Além disso, ajudam na manutenção da qualidade dos ecossistemas.
Segundo a vice-coordenadora Vanessa Oliveira, compreender os efeitos das substâncias químicas sobre essas espécies é fundamental para preservar a biodiversidade.
Projeto fortalece a ciência no Tocantins
O INCT TerrEcotox representa o primeiro Instituto Nacional de Ciência e Tecnologia sediado no Tocantins.
Com isso, o estado passa a integrar um dos principais programas de pesquisa científica do país.

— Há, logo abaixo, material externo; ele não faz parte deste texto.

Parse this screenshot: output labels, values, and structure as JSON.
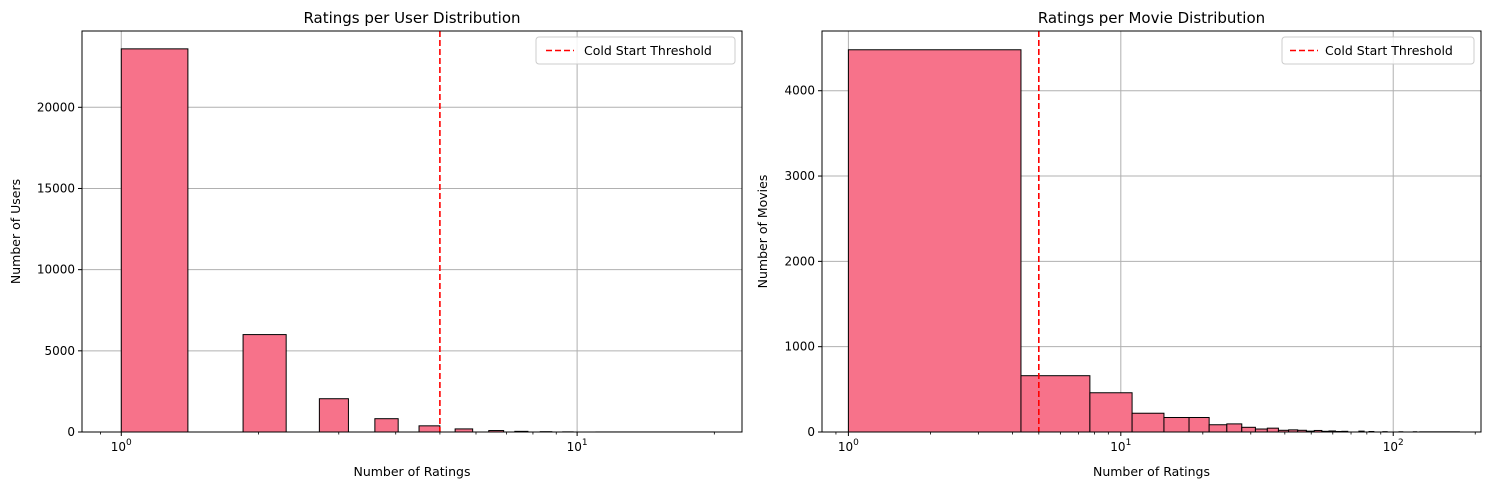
{
  "chart_data": [
    {
      "type": "bar",
      "title": "Ratings per User Distribution",
      "xlabel": "Number of Ratings",
      "ylabel": "Number of Users",
      "x_scale": "log",
      "xlim": [
        0.82,
        23
      ],
      "ylim": [
        0,
        24700
      ],
      "yticks": [
        0,
        5000,
        10000,
        15000,
        20000
      ],
      "xticks": [
        {
          "value": 1,
          "base": "10",
          "exp": "0"
        },
        {
          "value": 10,
          "base": "10",
          "exp": "1"
        }
      ],
      "grid": true,
      "threshold": 5,
      "bars": [
        {
          "x0": 1.0,
          "x1": 1.4,
          "value": 23600
        },
        {
          "x0": 1.85,
          "x1": 2.3,
          "value": 6000
        },
        {
          "x0": 2.72,
          "x1": 3.15,
          "value": 2050
        },
        {
          "x0": 3.6,
          "x1": 4.05,
          "value": 820
        },
        {
          "x0": 4.5,
          "x1": 5.0,
          "value": 380
        },
        {
          "x0": 5.4,
          "x1": 5.9,
          "value": 190
        },
        {
          "x0": 6.4,
          "x1": 6.9,
          "value": 90
        },
        {
          "x0": 7.3,
          "x1": 7.8,
          "value": 40
        },
        {
          "x0": 8.3,
          "x1": 8.8,
          "value": 20
        },
        {
          "x0": 9.3,
          "x1": 9.8,
          "value": 10
        },
        {
          "x0": 11.0,
          "x1": 20.0,
          "value": 3
        }
      ],
      "legend": {
        "label": "Cold Start Threshold",
        "position": "upper right"
      }
    },
    {
      "type": "bar",
      "title": "Ratings per Movie Distribution",
      "xlabel": "Number of Ratings",
      "ylabel": "Number of Movies",
      "x_scale": "log",
      "xlim": [
        0.8,
        210
      ],
      "ylim": [
        0,
        4700
      ],
      "yticks": [
        0,
        1000,
        2000,
        3000,
        4000
      ],
      "xticks": [
        {
          "value": 1,
          "base": "10",
          "exp": "0"
        },
        {
          "value": 10,
          "base": "10",
          "exp": "1"
        },
        {
          "value": 100,
          "base": "10",
          "exp": "2"
        }
      ],
      "grid": true,
      "threshold": 5,
      "bars": [
        {
          "x0": 1.0,
          "x1": 4.3,
          "value": 4480
        },
        {
          "x0": 4.3,
          "x1": 7.7,
          "value": 660
        },
        {
          "x0": 7.7,
          "x1": 11.0,
          "value": 460
        },
        {
          "x0": 11.0,
          "x1": 14.4,
          "value": 220
        },
        {
          "x0": 14.4,
          "x1": 17.8,
          "value": 170
        },
        {
          "x0": 17.8,
          "x1": 21.1,
          "value": 170
        },
        {
          "x0": 21.1,
          "x1": 24.5,
          "value": 85
        },
        {
          "x0": 24.5,
          "x1": 27.8,
          "value": 95
        },
        {
          "x0": 27.8,
          "x1": 31.2,
          "value": 55
        },
        {
          "x0": 31.2,
          "x1": 34.5,
          "value": 35
        },
        {
          "x0": 34.5,
          "x1": 37.9,
          "value": 45
        },
        {
          "x0": 37.9,
          "x1": 41.3,
          "value": 20
        },
        {
          "x0": 41.3,
          "x1": 44.6,
          "value": 25
        },
        {
          "x0": 44.6,
          "x1": 48.0,
          "value": 20
        },
        {
          "x0": 48.0,
          "x1": 51.3,
          "value": 10
        },
        {
          "x0": 51.3,
          "x1": 54.7,
          "value": 18
        },
        {
          "x0": 54.7,
          "x1": 58.1,
          "value": 8
        },
        {
          "x0": 58.1,
          "x1": 61.4,
          "value": 12
        },
        {
          "x0": 61.4,
          "x1": 64.8,
          "value": 6
        },
        {
          "x0": 64.8,
          "x1": 68.1,
          "value": 8
        },
        {
          "x0": 74.8,
          "x1": 78.2,
          "value": 10
        },
        {
          "x0": 81.5,
          "x1": 84.9,
          "value": 6
        },
        {
          "x0": 91.6,
          "x1": 95.0,
          "value": 4
        },
        {
          "x0": 105.0,
          "x1": 108.4,
          "value": 3
        },
        {
          "x0": 118.5,
          "x1": 121.9,
          "value": 3
        },
        {
          "x0": 125.2,
          "x1": 175.0,
          "value": 2
        }
      ],
      "legend": {
        "label": "Cold Start Threshold",
        "position": "upper right"
      }
    }
  ],
  "colors": {
    "bar_fill": "#f7728a",
    "bar_edge": "#000000",
    "threshold": "#ff0000",
    "grid": "#b0b0b0"
  }
}
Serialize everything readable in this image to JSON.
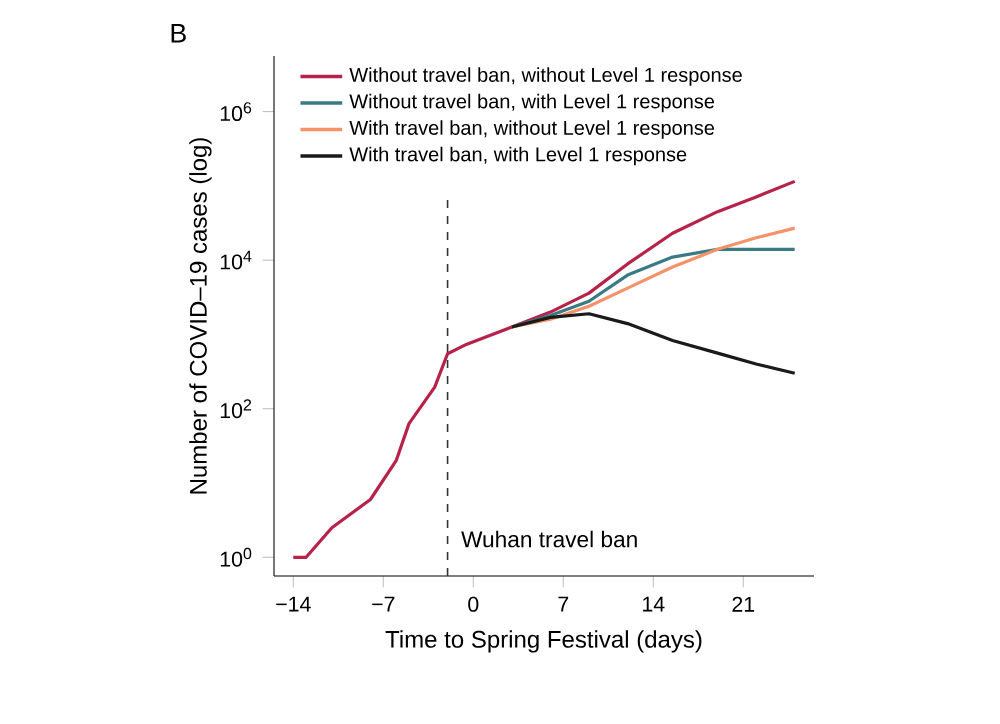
{
  "chart_data": {
    "type": "line",
    "title": "B",
    "xlabel": "Time to Spring Festival (days)",
    "ylabel": "Number of COVID–19 cases (log)",
    "log": "y",
    "legend": "top left",
    "line_style": "solid",
    "marker": "none",
    "grid": false,
    "xlim": [
      -15.5,
      26.5
    ],
    "ylim": [
      0.56,
      5600000
    ],
    "xticks": [
      {
        "value": -14,
        "label": "−14"
      },
      {
        "value": -7,
        "label": "−7"
      },
      0,
      7,
      14,
      21
    ],
    "yticks": [
      {
        "value": 1,
        "label": "10$^{0}$"
      },
      {
        "value": 100,
        "label": "10$^{2}$"
      },
      {
        "value": 10000,
        "label": "10$^{4}$"
      },
      {
        "value": 1000000,
        "label": "10$^{6}$"
      }
    ],
    "x": [
      -14,
      -13,
      -11,
      -8,
      -6,
      -5,
      -3,
      -2,
      -0.5,
      3,
      6,
      9,
      12,
      15.5,
      19,
      22,
      25
    ],
    "series": [
      {
        "name": "Without travel ban, without Level 1 response",
        "color": "#b5234a",
        "values": [
          1,
          1,
          2.5,
          6,
          20,
          63,
          195,
          550,
          740,
          1260,
          2000,
          3600,
          8900,
          23000,
          45000,
          71000,
          115000
        ]
      },
      {
        "name": "Without travel ban, with Level 1 response",
        "color": "#3a7a85",
        "values": [
          null,
          null,
          null,
          null,
          null,
          null,
          null,
          null,
          null,
          1260,
          1800,
          2800,
          6300,
          11000,
          14000,
          14000,
          14000
        ]
      },
      {
        "name": "With travel ban, without Level 1 response",
        "color": "#f4926a",
        "values": [
          null,
          null,
          null,
          null,
          null,
          null,
          null,
          null,
          null,
          1260,
          1600,
          2400,
          4200,
          8100,
          14000,
          20000,
          27000
        ]
      },
      {
        "name": "With travel ban, with Level 1 response",
        "color": "#1a1a1a",
        "values": [
          null,
          null,
          null,
          null,
          null,
          null,
          null,
          null,
          null,
          1260,
          1700,
          1900,
          1400,
          830,
          560,
          400,
          300
        ]
      }
    ],
    "ref_lines": [
      {
        "axis": "x",
        "value": -2,
        "label": "Wuhan travel ban",
        "color": "#333333",
        "line_style": "dashed"
      }
    ]
  }
}
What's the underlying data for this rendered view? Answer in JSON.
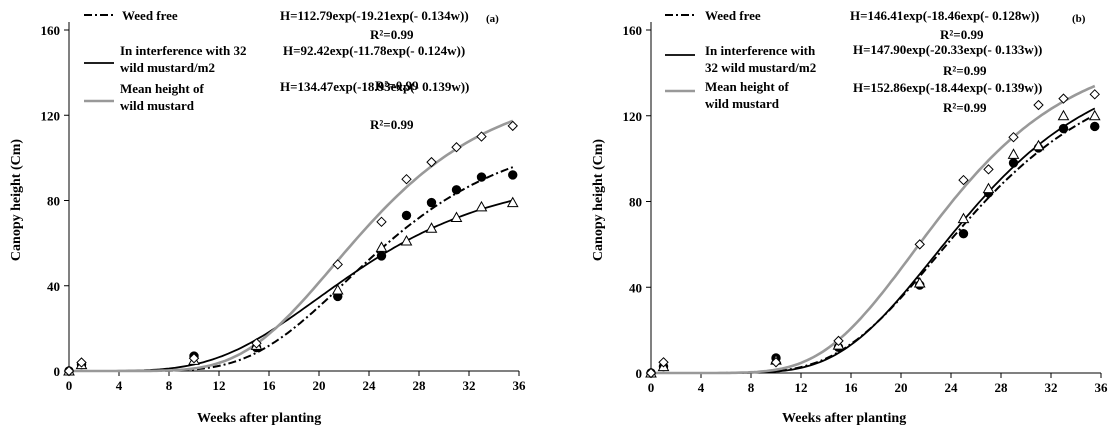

Segundo o coordenador Renato Sarmento, a aprovação demonstra a capacidade das instituições tocantinenses de desenvolver estudos estratégicos.
Além disso, amplia a participação do estado em pesquisas de alto impacto científico e tecnológico.
O presidente da Fapt, Gilberto Ferreira, afirmou que o projeto fortalece a produção científica e a formação de pesquisadores.
Resultados poderão contribuir para futuras decisões
Os pesquisadores já adaptaram protocolos para uma espécie nativa de colêmbolo.
Ao mesmo tempo, outras espécies seguem em avaliação.
As pesquisas ocorrem nos campi da UFT em Palmas e Gurupi.
Além disso, contam com a colaboração de cerca de 100 pesquisadores ligados a universidades e centros de pesquisa do Brasil e de Portugal.
Os resultados poderão subsidiar estudos sobre avaliação ambiental de agrotóxicos.
Por fim, as informações também poderão contribuir para o desenvolvimento de metodologias mais adequadas aos ecossistemas brasileiros e apoiar futuras análises técnicas relacionadas à regulamentação desses produtos.